Jerri, in her right-mindedness, is thinking about making some life improvements. She would like to move into a better neighborhood where dealers don’t make door-to-door sales calls. Also, Housing for New Hope recently terminated the housing agreements for a number of tenets in her apartment building and while she makes an effort to follow the rules, she is tired of worrying that she will be the next one to go. So Jerri recently applied for another subsidized housing community in the north part of town.
The application asked if she had ever been charged with a felony. Unfortunately, Jerri had to respond yes. Twenty years ago, when she was 29 and a practicing addict, she broke into our parent’s house and stole a TV. Mom reported it and Jerri was charged with larceny. She was put on probation and required to do community service. Jerri considered lying on the application but to her credit, she decided it was best to tell the truth (which, BTW, is google-accessible for anyone industrious enough to check). She hoped that the two decades of felony-free living since would weigh in her favor.
Apparently, it did not. Her housing application was denied.
Jerri is also considering applying for a part-time job. She can barely make ends meet on her disability check and in order to save money for a scooter, she is eating at the shelter and ear-marking her grocery money for the purchase. The problem with getting a job, however, is it puts her disability payment in jeopardy. I haven’t researched the rules (and if you know them, please share), but I’m told her disability check will be reduced by the amount of money she makes and when her income reaches a certain amount she will lose disability altogether. Which means she will also lose Medicaid. We could live with that if we knew she was going to a) remain stable and b) be able to hold down a job and c) make enough money to afford Medicare.

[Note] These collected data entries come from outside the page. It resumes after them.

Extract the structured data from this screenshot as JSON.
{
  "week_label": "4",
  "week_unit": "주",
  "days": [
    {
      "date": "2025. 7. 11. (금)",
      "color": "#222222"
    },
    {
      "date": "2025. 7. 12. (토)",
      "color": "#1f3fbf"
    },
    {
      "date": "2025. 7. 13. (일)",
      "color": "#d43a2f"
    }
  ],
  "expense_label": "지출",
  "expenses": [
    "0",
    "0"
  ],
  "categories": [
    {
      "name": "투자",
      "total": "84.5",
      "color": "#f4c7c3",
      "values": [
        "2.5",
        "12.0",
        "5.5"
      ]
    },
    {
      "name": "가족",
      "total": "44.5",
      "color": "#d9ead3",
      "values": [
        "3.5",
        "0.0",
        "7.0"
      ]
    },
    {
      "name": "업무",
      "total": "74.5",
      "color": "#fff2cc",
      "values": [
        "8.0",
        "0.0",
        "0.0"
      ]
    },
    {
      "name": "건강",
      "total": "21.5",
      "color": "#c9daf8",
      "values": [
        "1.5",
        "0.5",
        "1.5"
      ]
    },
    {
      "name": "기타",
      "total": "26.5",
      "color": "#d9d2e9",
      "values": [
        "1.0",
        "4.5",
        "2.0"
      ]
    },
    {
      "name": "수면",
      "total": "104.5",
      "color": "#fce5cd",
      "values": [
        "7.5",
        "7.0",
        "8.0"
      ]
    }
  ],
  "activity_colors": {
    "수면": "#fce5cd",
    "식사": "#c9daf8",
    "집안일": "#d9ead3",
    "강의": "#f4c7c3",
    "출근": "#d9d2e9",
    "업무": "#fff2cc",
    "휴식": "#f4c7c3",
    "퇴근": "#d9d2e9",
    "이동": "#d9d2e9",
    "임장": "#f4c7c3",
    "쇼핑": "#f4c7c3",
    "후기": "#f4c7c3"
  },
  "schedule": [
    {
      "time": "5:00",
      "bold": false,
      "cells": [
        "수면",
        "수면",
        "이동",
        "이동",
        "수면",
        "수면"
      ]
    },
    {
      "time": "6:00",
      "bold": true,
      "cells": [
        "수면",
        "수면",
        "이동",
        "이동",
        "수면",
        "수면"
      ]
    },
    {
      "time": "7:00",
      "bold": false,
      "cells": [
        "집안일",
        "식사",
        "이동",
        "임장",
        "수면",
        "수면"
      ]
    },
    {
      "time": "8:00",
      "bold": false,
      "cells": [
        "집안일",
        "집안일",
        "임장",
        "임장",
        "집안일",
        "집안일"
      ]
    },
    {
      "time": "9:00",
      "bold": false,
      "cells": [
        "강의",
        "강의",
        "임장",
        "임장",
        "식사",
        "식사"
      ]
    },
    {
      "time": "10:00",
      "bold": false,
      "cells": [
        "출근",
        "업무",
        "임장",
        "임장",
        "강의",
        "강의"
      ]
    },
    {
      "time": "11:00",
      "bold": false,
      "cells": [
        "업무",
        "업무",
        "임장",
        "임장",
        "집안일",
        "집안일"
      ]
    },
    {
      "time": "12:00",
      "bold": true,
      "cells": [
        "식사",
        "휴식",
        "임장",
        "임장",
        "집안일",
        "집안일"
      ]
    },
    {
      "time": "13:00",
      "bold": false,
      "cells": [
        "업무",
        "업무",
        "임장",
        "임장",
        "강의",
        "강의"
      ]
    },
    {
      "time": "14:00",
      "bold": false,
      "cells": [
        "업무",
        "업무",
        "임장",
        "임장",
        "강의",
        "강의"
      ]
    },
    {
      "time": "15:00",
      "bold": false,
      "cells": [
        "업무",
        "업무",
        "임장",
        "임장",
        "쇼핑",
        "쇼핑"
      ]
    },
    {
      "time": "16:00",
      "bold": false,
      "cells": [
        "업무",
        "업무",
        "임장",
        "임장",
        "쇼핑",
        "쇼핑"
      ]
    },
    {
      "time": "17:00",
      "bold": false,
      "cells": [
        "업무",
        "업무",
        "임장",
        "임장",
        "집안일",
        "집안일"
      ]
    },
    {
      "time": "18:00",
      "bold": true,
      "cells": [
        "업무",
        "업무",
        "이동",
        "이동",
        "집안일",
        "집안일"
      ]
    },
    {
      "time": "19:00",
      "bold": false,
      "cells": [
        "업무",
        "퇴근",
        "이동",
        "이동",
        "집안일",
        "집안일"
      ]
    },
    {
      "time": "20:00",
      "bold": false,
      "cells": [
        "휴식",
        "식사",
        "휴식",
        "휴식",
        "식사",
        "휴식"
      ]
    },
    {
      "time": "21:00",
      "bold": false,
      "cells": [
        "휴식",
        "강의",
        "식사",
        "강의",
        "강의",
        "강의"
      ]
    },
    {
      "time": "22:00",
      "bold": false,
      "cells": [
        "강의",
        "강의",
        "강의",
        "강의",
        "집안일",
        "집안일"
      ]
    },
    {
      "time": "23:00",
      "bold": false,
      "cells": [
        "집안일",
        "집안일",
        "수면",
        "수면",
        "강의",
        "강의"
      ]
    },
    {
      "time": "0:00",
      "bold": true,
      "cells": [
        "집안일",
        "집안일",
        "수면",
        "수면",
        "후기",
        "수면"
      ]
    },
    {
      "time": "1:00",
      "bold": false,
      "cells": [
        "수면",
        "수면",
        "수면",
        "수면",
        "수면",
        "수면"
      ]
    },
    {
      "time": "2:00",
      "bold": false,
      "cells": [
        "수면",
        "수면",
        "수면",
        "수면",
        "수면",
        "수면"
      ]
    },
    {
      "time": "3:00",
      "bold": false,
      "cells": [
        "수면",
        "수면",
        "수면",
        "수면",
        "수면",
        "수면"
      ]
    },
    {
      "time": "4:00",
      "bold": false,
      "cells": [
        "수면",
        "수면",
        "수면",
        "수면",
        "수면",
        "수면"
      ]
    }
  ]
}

I’m not sure she can even get a job. There’s the issue of the felony for one thing. Every job application includes a question on criminal record. She has no recent job experience and she also needs to work on her personal appearance. Whether we like it or not, others judge us on our appearance and particularly when assessing us for a job. For years Jerri has been too overwhelmed with symptoms to care about personal hygiene and this has taken a toll on her teeth, hair, and nails.
I read a fascinating memoir over the weekend, Signs of Life and the following observation by the author, Natalie Taylor, really resounded:
I never realized that certain people really are stuck. And they are not stuck because they don’t work hard or because they don’t want to get out of where they are. They’re stuck because certain forces in the world won’t let them out.
I think a lot of people with brain disorders, Jerri included, are stuck even after they recover. Many of them have police records because of things they did when not in their right mind. They can’t explain the gaps in their job history because that requires touching on the taboo mental illness topic. They’ve lost touch with the norms of basic etiquette and personal hygiene. And in the US, they are reliant on social systems that don’t support easing out of disability and back into the workforce.
Is there any hope for them? Really interested in your point of view. Am I missing something?